Every once in a while somebody asks if they can run flak, and the answer is usually some variant of no, not right now, but maybe after I’m done rewriting it four times. Well, it’s been stuck at rewrite number 3 for quite a while, so time to push the button. Of course, putting code on the internet requires a place to put it, but Microsoft shut down Codeplex. Guess I have to build my own.
Enter humungus, a web based proxy for mercurial repos, which allows browsing, cloning, and not much else. The whole apparatus is up and running at humungus.tedunangst.com along with some code odds and ends. There’s no documentation for most of it because you’re not supposed to actually run it, just criticize my commit messages. (Haha, that was fast. Looks like somebody broke it. Well, maybe it works, maybe it doesn’t. Some turbulence expected.)

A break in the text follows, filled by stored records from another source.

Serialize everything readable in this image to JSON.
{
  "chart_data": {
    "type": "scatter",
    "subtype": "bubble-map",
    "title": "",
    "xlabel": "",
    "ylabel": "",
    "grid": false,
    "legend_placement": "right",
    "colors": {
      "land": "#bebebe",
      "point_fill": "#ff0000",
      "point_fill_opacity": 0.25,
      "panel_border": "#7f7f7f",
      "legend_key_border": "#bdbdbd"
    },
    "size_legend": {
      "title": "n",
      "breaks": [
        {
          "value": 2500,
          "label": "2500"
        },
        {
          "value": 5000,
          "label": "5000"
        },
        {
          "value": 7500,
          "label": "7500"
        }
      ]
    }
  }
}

Introduction out of the way, some notes and observations on the implementation. It’s written in go, which seemed well suited to the task of wrangling a bunch of sockets and processes and connections. I think so. There’s a lot of potential for a web request to block while talking to a mercurial process, but everything is written in a simple synchronous style, letting go worry about concurrency.
I’m using a mix of channels and mutexes, resisting the urge to use channels for everything because they’re there, and trying not to use mutexes just because they’re familiar. I’m not entirely sold on channels, because they’re still a bit cumbersome. I’m using them for some caches, where the cache is controlled by a separate goroutine, and it works well for that purpose. Like running a mini process inside the main process.

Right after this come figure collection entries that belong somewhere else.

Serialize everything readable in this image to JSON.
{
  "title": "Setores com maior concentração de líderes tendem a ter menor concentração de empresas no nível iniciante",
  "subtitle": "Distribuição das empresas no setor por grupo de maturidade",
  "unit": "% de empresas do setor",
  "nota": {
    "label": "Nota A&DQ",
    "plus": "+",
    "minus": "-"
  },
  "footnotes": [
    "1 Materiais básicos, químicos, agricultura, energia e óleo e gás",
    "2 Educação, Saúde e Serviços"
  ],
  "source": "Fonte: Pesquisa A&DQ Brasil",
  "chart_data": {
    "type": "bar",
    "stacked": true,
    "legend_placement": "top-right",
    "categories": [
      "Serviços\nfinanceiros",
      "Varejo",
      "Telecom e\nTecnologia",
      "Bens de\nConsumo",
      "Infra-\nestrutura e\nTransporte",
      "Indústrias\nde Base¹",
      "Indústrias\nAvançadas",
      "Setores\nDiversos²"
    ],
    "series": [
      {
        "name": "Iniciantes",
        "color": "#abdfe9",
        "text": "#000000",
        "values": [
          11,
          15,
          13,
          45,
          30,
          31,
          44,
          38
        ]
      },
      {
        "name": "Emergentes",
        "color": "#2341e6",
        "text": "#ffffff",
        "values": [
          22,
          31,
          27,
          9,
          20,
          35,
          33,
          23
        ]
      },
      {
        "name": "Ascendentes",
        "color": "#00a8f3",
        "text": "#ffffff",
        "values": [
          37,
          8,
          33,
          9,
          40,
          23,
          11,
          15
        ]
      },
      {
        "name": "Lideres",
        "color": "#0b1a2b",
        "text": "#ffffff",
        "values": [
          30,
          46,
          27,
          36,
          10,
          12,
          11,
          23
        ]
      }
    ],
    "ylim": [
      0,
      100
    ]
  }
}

The only hard part was putting together all the pieces of the mercurial protocol secret decoder ring. No fewer than three protocols are in use. And each protocol has its own, possibly nested, encoding scheme. So a few notes on that for the curious.
The programmatic way to interact with mercurial is via the command server, which lets you talk to a long running hg process over a pipe. The most interesting thing you can do is execute the runcommand command, which runs a command. Which command? The documentation says you must consult the capabilities, but that only tells you that runcommand exists, not what runcommand can run. The answer is anything you’d normally put on the command line. clone, push, commit.

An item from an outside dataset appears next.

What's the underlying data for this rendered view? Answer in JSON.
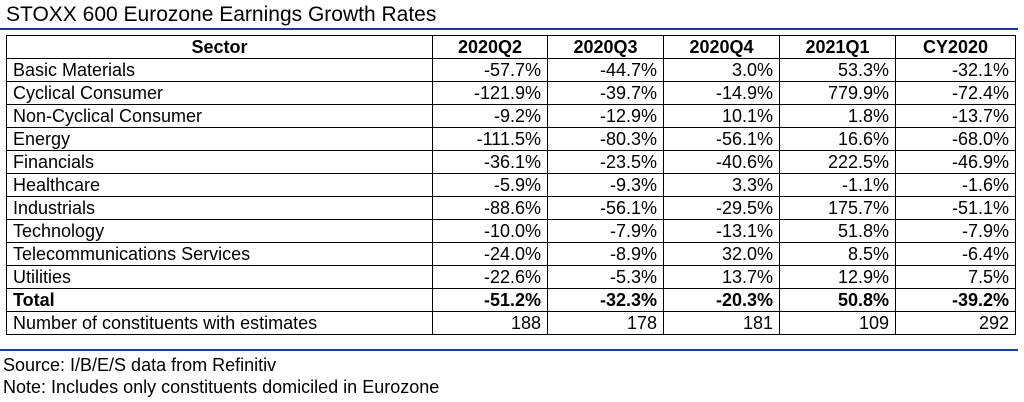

The other two protocols are the web protocol and the wire protocol. They’re a bit stranger. I maybe didn’t need to deal with all this, but I wanted to support clone via the web interface but without running a zoo of hg web servers (and the requisite port wrangling that entails). Instead, the web protocol is proxied and translated to the stdin wire protocol. Thus even though the protocols are very similar, and speak the same language, humungus is up to its eyeballs in encoding and decoding.
The first thing to note is that HTTP commands are not sent with parameters in the URL. Instead they are stuck in a hidden HTTP header, X-Hgarg-1 (and maybe X-Hgarg-2 and so on). Next you URL decode that header as if it were a form to get the actual request parameters.
Now we want to feed this to the mercurial server in what they call SSH command format. There’s documentation there for one command, but that’s about the only command that works. Some very important commands like known and getbundle take an argument like “* 0” before the other arguments. This is some internal python dictionary magic? If you get it wrong, the server will make very angry noises about unpacking the wrong values and print stack traces. Another command that requires the star zero magic is batch, which can run several other commands. They are separated by semicolons, and their arguments are separated by spaces. So URL decode, split on semicolon, check for space, print the star maybe, print some other numbers, then arguments. Done.
The wire protocol doesn’t tell you how much data is coming out of getbundle, which can be problematic. If we try to read too much, we’ll get stuck. Unfortuately go’s facilities for timed blocking are really limited. I went in circles trying to do something as simple as read from a pipe, but don’t block for more than one second. It devolves into a maze of goroutines and channels and even then isn’t what you want. This is one point where the go model breaks down hard, but I think it’s just an API limitation, not anything completely fundamental.
The workaround is to note that the command server will exit, thus reliably triggering EOF, when we close the write end of the pipe. But we’re specifically trying to keep the wire server running to avoid the overhead of starting a new one every request. What seems to work is assuming if the first read is short, that’s the end of transmission and we can reuse this server. If we have to loop, making multiple reads, then we close the write end. It’s weird. There is some documentation for the bundle format but I’ve avoided parsing in depth.
It’s also important to note that the web protocol always zlib compresses the getbundle response (regardless of whatever the bundle itself says), but the wire protocol doesn’t. The hg client refuses to work with uncompressed data. Not sure why they didn’t use HTTP Content-Encoding header here, but it’s important to zlib the response before sending it back.
In the end, I think it almost works and it’s certainly a better means to share code than posting one off files to flak.